La zona de la ex Terminal fue escenario de una mañana cargada de tensión y mucha tristeza. Doña Angélica, decidió encadenarse a su puesto de bollos. No lo hizo por gusto, sino por la desesperación de sentir que le están quitando el pan de la boca. Con sus cadenas puestas y el corazón en la mano, la mujer resiste un intento de desalojo por parte de la Municipalidad, que pretende trasladarla lejos del lugar donde levantó su clientela durante medio siglo.

Angélica no es una improvisada. Según contó a Alguien Sabe Jujuy, ella tiene los permisos al día y figura en el último empadronamiento, donde ese rincón de la Zegada aparece como su lugar de laburo de toda la vida. Sin embargo, denunció que en las últimas semanas los inspectores no la dejan en paz y que las presiones son constantes. Para ella, que además convive con una discapacidad, el puesto no es solo un tablero de madera, es su única herramienta para sobrevivir y no piensa dar el brazo a torcer así nomás.

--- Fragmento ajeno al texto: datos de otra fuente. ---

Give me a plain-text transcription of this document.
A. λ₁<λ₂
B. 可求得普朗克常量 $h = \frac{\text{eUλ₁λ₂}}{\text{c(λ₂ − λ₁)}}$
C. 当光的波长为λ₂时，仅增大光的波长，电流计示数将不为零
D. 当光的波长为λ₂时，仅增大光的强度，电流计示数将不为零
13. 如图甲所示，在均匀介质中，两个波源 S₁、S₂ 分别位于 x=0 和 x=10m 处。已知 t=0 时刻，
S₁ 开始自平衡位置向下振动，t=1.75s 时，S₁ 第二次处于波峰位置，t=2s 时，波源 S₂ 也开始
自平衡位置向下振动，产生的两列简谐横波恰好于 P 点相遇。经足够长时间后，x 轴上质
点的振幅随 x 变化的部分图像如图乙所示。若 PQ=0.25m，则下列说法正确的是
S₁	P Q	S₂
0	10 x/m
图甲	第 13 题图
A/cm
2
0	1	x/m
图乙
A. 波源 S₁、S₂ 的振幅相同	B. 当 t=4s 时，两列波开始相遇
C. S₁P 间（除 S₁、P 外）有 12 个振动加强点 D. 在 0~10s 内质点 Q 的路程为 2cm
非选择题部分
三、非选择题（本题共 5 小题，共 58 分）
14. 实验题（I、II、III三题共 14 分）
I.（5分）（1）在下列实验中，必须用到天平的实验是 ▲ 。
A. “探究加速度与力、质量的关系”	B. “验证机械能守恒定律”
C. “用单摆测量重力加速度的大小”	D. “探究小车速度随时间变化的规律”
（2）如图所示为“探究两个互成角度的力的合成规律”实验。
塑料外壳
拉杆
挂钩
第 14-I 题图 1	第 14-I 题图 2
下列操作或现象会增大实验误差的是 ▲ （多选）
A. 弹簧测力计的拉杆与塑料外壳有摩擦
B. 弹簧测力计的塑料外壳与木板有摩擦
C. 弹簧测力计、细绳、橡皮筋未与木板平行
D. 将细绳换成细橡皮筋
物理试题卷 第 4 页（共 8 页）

La imagen de la vendedora encadenada impactó fuerte en los vecinos que pasaban por el lugar, quienes no dudaron en acercarse para darle un abrazo o una palabra de aliento. Mientras el municipio insiste con el reordenamiento del espacio público, en la calle el sentimiento es otro: el de la solidaridad con una abuela que solo quiere seguir trabajando. La pregunta que queda flotando en el aire de la capital es si no hay un poquito de humanidad a la hora de aplicar las ordenanzas, especialmente con quienes menos tienen.